Anyway, guess what? No database connectivity issues. None. Zero. Nada. Zilch. I monitored it the entire time, loading some of my scripts that connect to the databases. There were never any problems. I tried this test three times because I was also comparing the effect of FastCGI vs regular CGI, vs PageSpeed. There were never any connectivity issues.

It’s really frustrating that almost every time I’ve contacted support, which is not often, they send me off on some wild, and completely unrelated, goose chase such as this latest incident rather than admitting that there’s a problem on their end, actually showing some understanding of their own system, or just plain updating their panel to reflect reality so that users can help themselves.

For what it’s worth, I’m still generally pleased with what Dreamhost offers as far as shared hosting, but Support is not really up to snuff. DH’s backups policy and resource limits in general are much more generous than any other shared host I’ve investigated. Fortunately I don’t need to contact Support very often, but it sure is frustrating when I do.

So my conclusion is that the database connectivity issues were Dreamhost’s problem and fortunately they have cleared up. It appears to be just a coincidence that someone sent 10-20 simultaneous requests for a single page which did cause the procwatcher to kill the scripts on once on the same day that I reported the issue. Despite my best efforts to replicate the issue with a massive onslaught of simultaneous requests, I can not.


#3

SQLSTATE[HY000] [2013] Lost connection to MySQL server at ‘reading authorization packet’, system error: 0

I have the same error sometimes when connection to mysql, I am on a private server with a psmysql and my resource usage never goes over 120mb/300mb but that is what I see on the control panel.

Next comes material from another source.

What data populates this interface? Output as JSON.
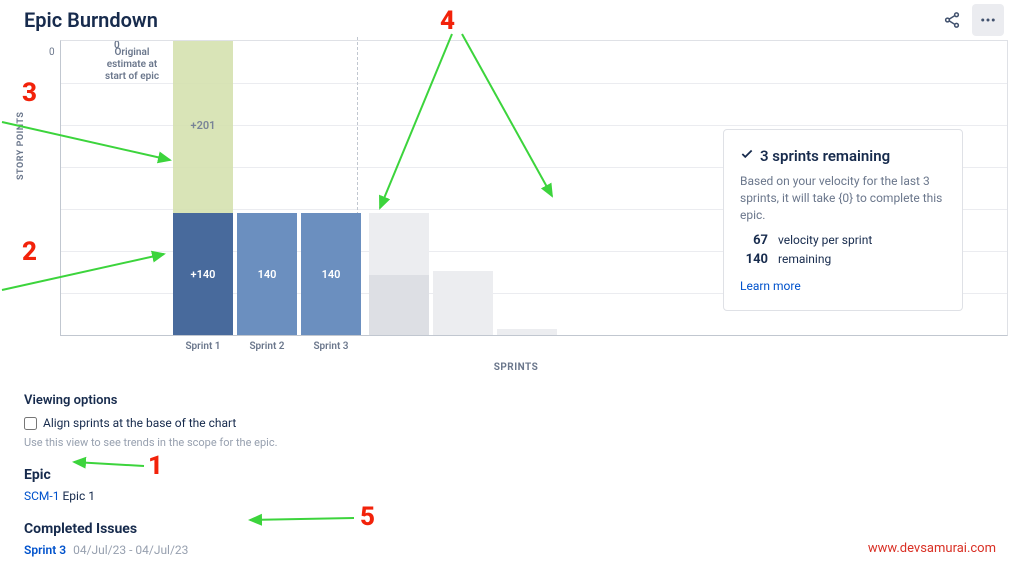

Also sometimes mysql connections take 3 seconds, and php scripts can run upto 50 seconds, when everything is normal these scripts run under 0.05 seconds.


#4

I’ve been using DH for seven years. I’m only noting that because I had never heard of Process Watcher until Monday morning when it killed all of my cron jobs. The reason given to me by support (with log details) was that I had “too many concurrent processes”.


#5

How many did you have?


#6

The limit is 25 processes. You’ll almost always hit your memory limit first.


#7

It’s hard to say. I probably had five ssh sessions open (across two clients), half of which had MySQL clients open. So that’s a dozen processes right there.

And everything I have on shared hosting is under a single user.

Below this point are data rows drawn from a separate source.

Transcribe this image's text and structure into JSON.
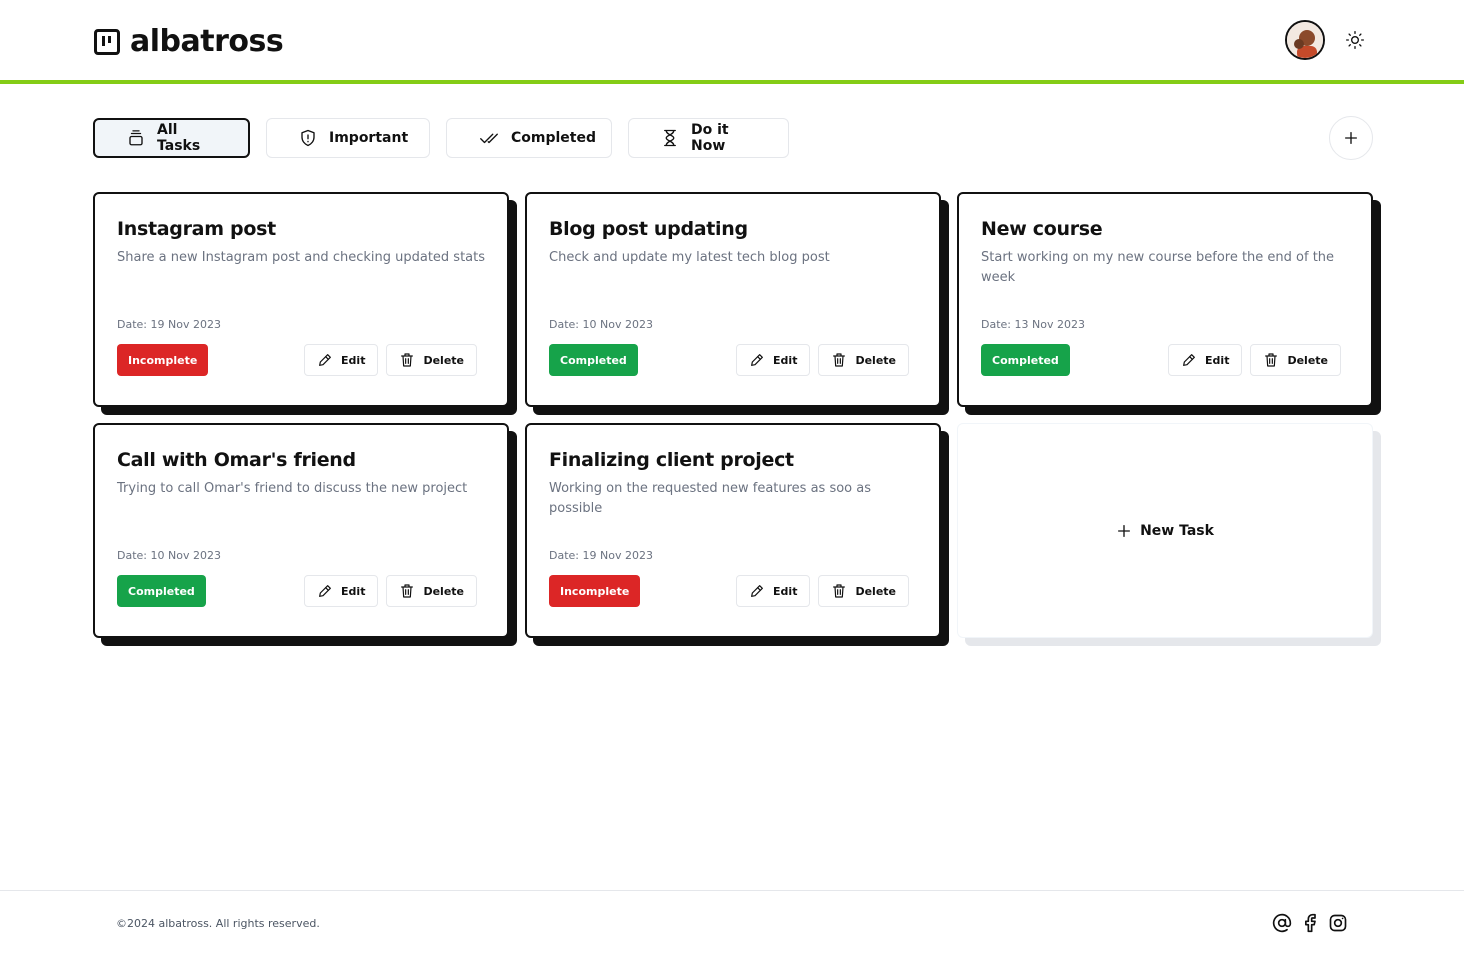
{
  "app": {
    "name": "albatross"
  },
  "header": {
    "avatar_icon": "user-avatar",
    "theme_icon": "sun-icon"
  },
  "tabs": [
    {
      "label": "All Tasks",
      "icon": "layers-icon",
      "active": true
    },
    {
      "label": "Important",
      "icon": "shield-alert-icon",
      "active": false
    },
    {
      "label": "Completed",
      "icon": "double-check-icon",
      "active": false
    },
    {
      "label": "Do it Now",
      "icon": "hourglass-icon",
      "active": false
    }
  ],
  "tasks": [
    {
      "title": "Instagram post",
      "description": "Share a new Instagram post and checking updated stats",
      "date": "Date: 19 Nov 2023",
      "status": "Incomplete"
    },
    {
      "title": "Blog post updating",
      "description": "Check and update my latest tech blog post",
      "date": "Date: 10 Nov 2023",
      "status": "Completed"
    },
    {
      "title": "New course",
      "description": "Start working on my new course before the end of the week",
      "date": "Date: 13 Nov 2023",
      "status": "Completed"
    },
    {
      "title": "Call with Omar's friend",
      "description": "Trying to call Omar's friend to discuss the new project",
      "date": "Date: 10 Nov 2023",
      "status": "Completed"
    },
    {
      "title": "Finalizing client project",
      "description": "Working on the requested new features as soo as possible",
      "date": "Date: 19 Nov 2023",
      "status": "Incomplete"
    }
  ],
  "actions": {
    "edit": "Edit",
    "delete": "Delete"
  },
  "new_task": {
    "label": "New Task"
  },
  "footer": {
    "copyright": "©2024 albatross. All rights reserved.",
    "socials": [
      "at-sign-icon",
      "facebook-icon",
      "instagram-icon"
    ]
  },
  "colors": {
    "accent": "#84cc16",
    "completed": "#16a34a",
    "incomplete": "#dc2626"
  }
}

It just caught me off guard. And support was pretty pretty circumspect about the thresholds. (Thanks andrewf!)

And I don’t have the time right now to think about migrating sites to different users.

But I should be okay for now by limiting the number of ssh sessions


#8

If you have a low traffic or less important site, you should try the panel for moving it to a new user. I’ve tried for a few of mine and it’s quite painless! I’ve been slowly containerising my sites after the large spike in site hijackings and security breaches across the internet over the past year.

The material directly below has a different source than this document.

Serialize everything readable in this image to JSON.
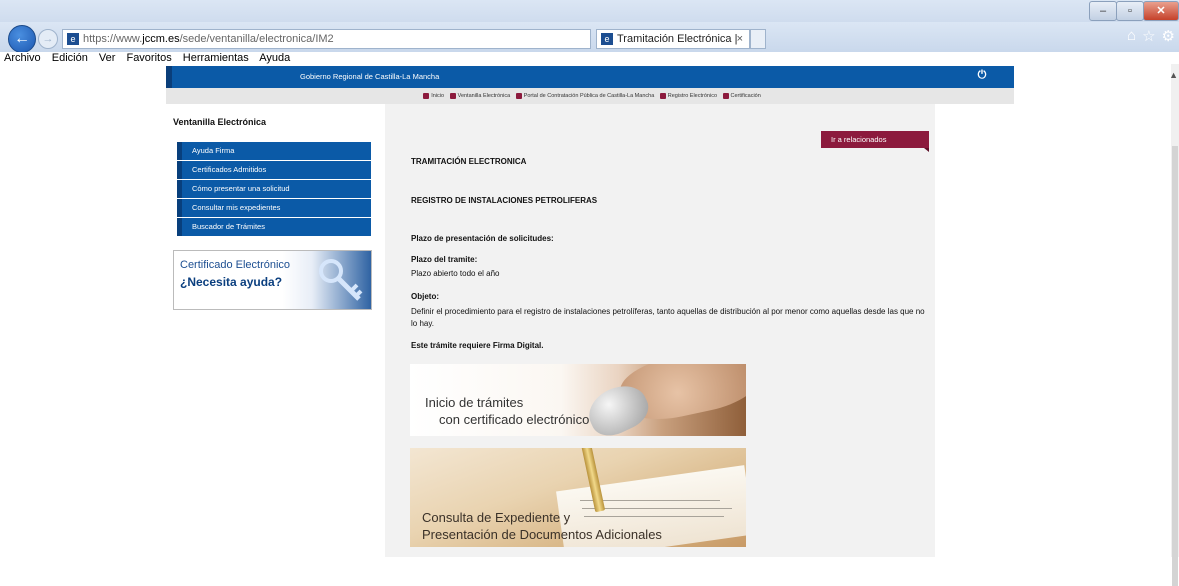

We’re lucky to have andrewf to give some solid information. I guess that DH avoids stating hard limits because they want to be flexible and they claim that they will try to accommodate more popular sites if possible, so there may be room for exceptions. Other hosts are starting to be more upfront about limits including memory and CPU time, whereas 2-3 years ago, most weren’t. I’m guessing that will change in future though.

But try separate users. You can throw your own public key in each of them and log into all of them with a single password.